The 100% success rate of Doppler interrogation during dobutamine infusion in this study may not reflect daily practice; thus, when Doppler data are not available, a dobutamine hemodynamic study in the catheterization laboratory is also safe and effective.4 The lack of significant benefit of valve replacement on long-term survival in group II may be due to the relatively small number of patients in this group; therefore, we have insisted on the trend toward a benefit of valve surgery in this group. A limitation of our study is that patients were not randomized for treatment and that therapeutic decisions were made by the referring physicians, who had knowledge of dobutamine stress hemodynamic data. Our opinion is that randomization of such patients would be unethical considering their dismal spontaneous prognosis. Furthermore, in our study, the proportion of operated patients was comparable in both groups; this confirms that for the majority of physicians, the prognostic value of dobutamine stress hemodynamics is not yet fully established.

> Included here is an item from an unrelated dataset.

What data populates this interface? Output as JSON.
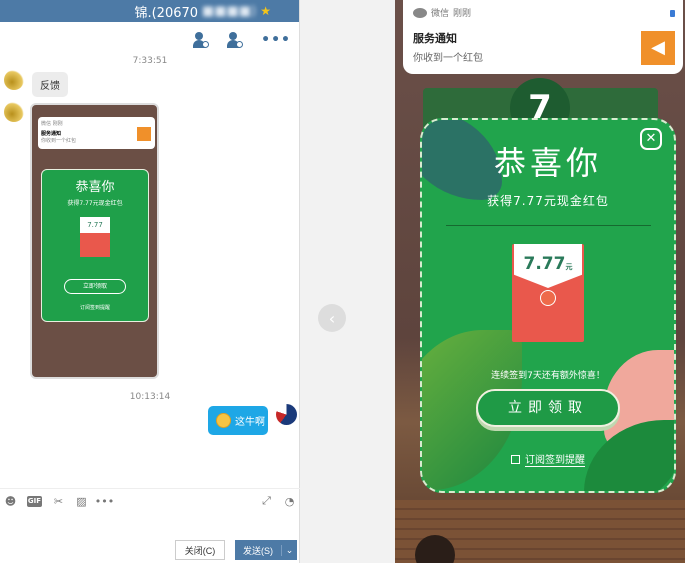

This first multicenter study confirms the prognostic value of dobutamine stress hemodynamics for operative risk stratification and long-term outcome in the setting of low-gradient AS. Our results confirm that patients with a contractile reserve have an acceptable operative risk and that valve replacement may improve long-term survival and functional status in most cases; thus, surgery may be recommended in most of these patients. In contrast, despite a trend toward better survival after valve replacement, the outcome of patients without reserve is compromised by high operative mortality, especially in those with a baseline MPG ≤20 mm Hg or associated coronary artery disease. Therefore, individual patients should not be denied the potential benefits of valve surgery on the basis of the absence of contractile reserve alone; however, we suggest that this important parameter should be considered, in addition to other risk factors, in the risk-benefit analysis for each patient.
This study was supported in part by a grant from the Fédération Française de Cardiologie.